And by Toyota’s estimates, you can get a combined 57 miles per gallon if you don’t go too crazy on the motorways.
Plus, it drives smoothly, handles well, accelerates well (196 horsepower, up from 121) and does all the car ‘things’ that a regular-ole gas-guzzler is supposed to do stupendously.
But know this upfront: For Bears, the 2023 Toyota Prius is effectively a two-seater, unless you put your petite parents or in-laws in back. Because of the new stylish swooping roofline, it effectively has limited rear passenger room, which already had been cramped in previous generations.
Still, monthly estimates for petrol costs are about $86 US. That’s less than half the cost of fuel for the average midsize car. And we are all pinching our pennies these days, even the rich folk (so I hear).

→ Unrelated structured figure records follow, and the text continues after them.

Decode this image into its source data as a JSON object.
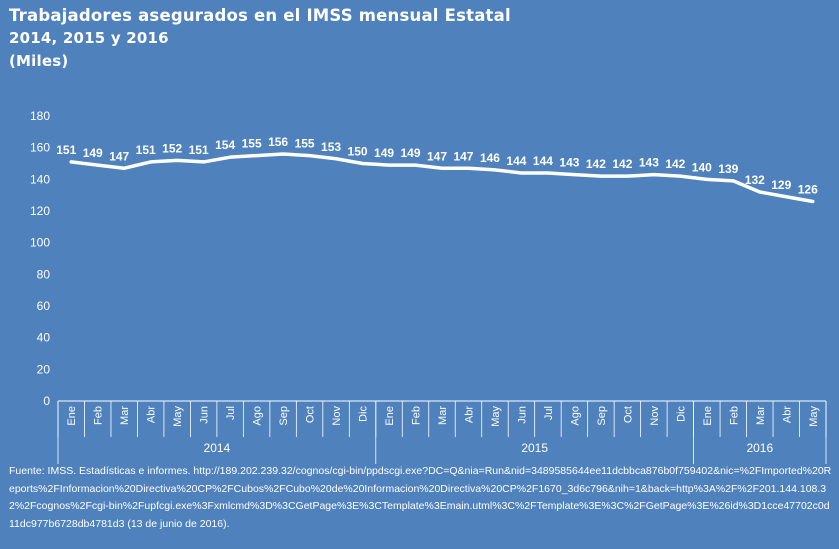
{
  "title": {
    "line1": "Trabajadores asegurados en el IMSS mensual Estatal",
    "line2": "2014, 2015 y 2016",
    "line3": "(Miles)"
  },
  "source": "Fuente: IMSS. Estadísticas e informes. http://189.202.239.32/cognos/cgi-bin/ppdscgi.exe?DC=Q&nia=Run&nid=3489585644ee11dcbbca876b0f759402&nic=%2FImported%20Reports%2FInformacion%20Directiva%20CP%2FCubos%2FCubo%20de%20Informacion%20Directiva%20CP%2F1670_3d6c796&nih=1&back=http%3A%2F%2F201.144.108.32%2Fcognos%2Fcgi-bin%2Fupfcgi.exe%3Fxmlcmd%3D%3CGetPage%3E%3CTemplate%3Emain.utml%3C%2FTemplate%3E%3C%2FGetPage%3E%26id%3D1cce47702c0d11dc977b6728db4781d3 (13 de junio de 2016).",
  "colors": {
    "background": "#4f81bd",
    "line": "#ffffff",
    "text": "#ffffff"
  },
  "chart_data": {
    "type": "line",
    "categories": [
      "Ene",
      "Feb",
      "Mar",
      "Abr",
      "May",
      "Jun",
      "Jul",
      "Ago",
      "Sep",
      "Oct",
      "Nov",
      "Dic",
      "Ene",
      "Feb",
      "Mar",
      "Abr",
      "May",
      "Jun",
      "Jul",
      "Ago",
      "Sep",
      "Oct",
      "Nov",
      "Dic",
      "Ene",
      "Feb",
      "Mar",
      "Abr",
      "May"
    ],
    "years": [
      {
        "label": "2014",
        "count": 12
      },
      {
        "label": "2015",
        "count": 12
      },
      {
        "label": "2016",
        "count": 5
      }
    ],
    "values": [
      151,
      149,
      147,
      151,
      152,
      151,
      154,
      155,
      156,
      155,
      153,
      150,
      149,
      149,
      147,
      147,
      146,
      144,
      144,
      143,
      142,
      142,
      143,
      142,
      140,
      139,
      132,
      129,
      126
    ],
    "ylim": [
      0,
      180
    ],
    "yticks": [
      0,
      20,
      40,
      60,
      80,
      100,
      120,
      140,
      160,
      180
    ],
    "grid": false,
    "legend": "none"
  }
}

I remember when I tested the first-generation Toyota Prius back in the early part of this century. I was driving it up the Colorado Rocky Mountains, up a 7% grade climb, and I swear, the engine sounded like it was stuck in second gear. The engine whined like it was struggling horribly; the experience was traumatizing. I had to call my friend and fellow automotive (and thoroughly Rocky Mountain) journalist Andy Stonehouse to reassure me that I wasn’t breaking the car.
Everything about the Toyota Prius has come a long, long way since then. The first successful hybrid to come to market, the Toyota Prius has kept buyers impressed with its mileage and eco-friendly standards – and its continued ability to be a reliable yet effective car on the road.

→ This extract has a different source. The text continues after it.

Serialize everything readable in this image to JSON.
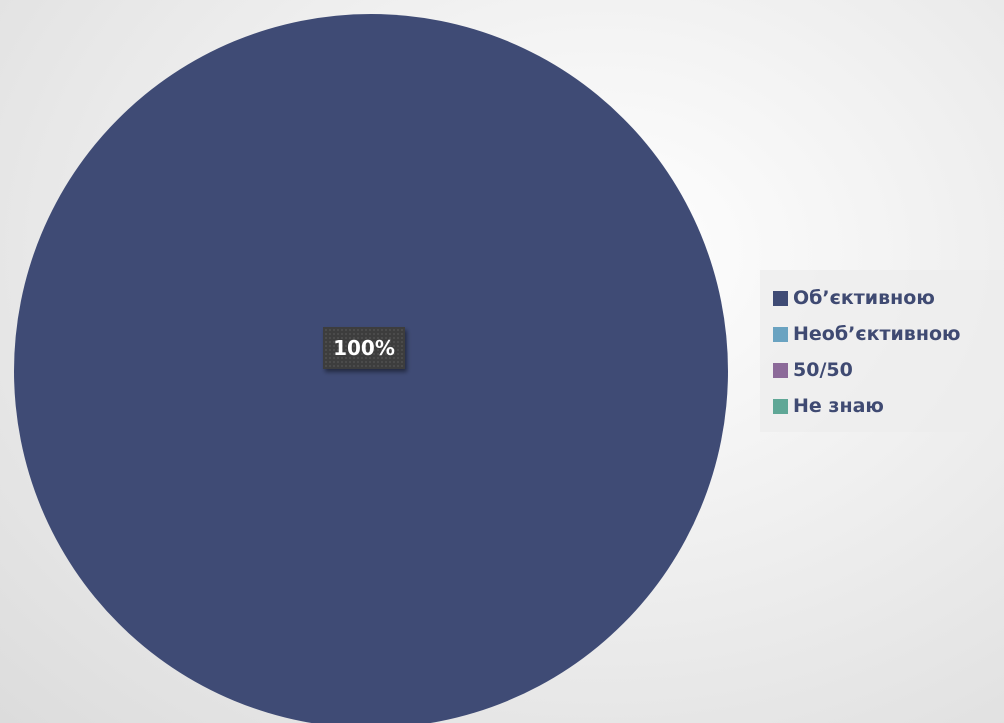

Completely redesigned for 2023, this year’s Prius is even quicker once the light turns green than the 2022. You won’t notice any drag in acceleration, and you won’t get the feeling of ‘stall’ as you are waiting at a light or slowing to a halt, as in years past.
Driving around town (as is the main purpose of the Prius IMHO) was easy breezy George and Wheezy. It’s gotten bigger over the years (much bigger), but it’s still easy to park, especially in all those LGBTQIA++ places in town where parking, even for all your unanswered questions, is tight when available.
Worth noting: the steering wheel’s design effectively blocks your view of the instrument cluster in front of you, making your direct view of your fuel levels and speed difficult. Also – your rear view is a bit cramped.
Still, if you are all about the Benjamins (and what Bear isn’t?), urban Bears should check out the 2023 Toyota Prius when looking to buy new.
Bears and Benjamins. Hmm. That’s the Way I Like It – and it’s even Bear Disco with K.C. and the Sunshine Band.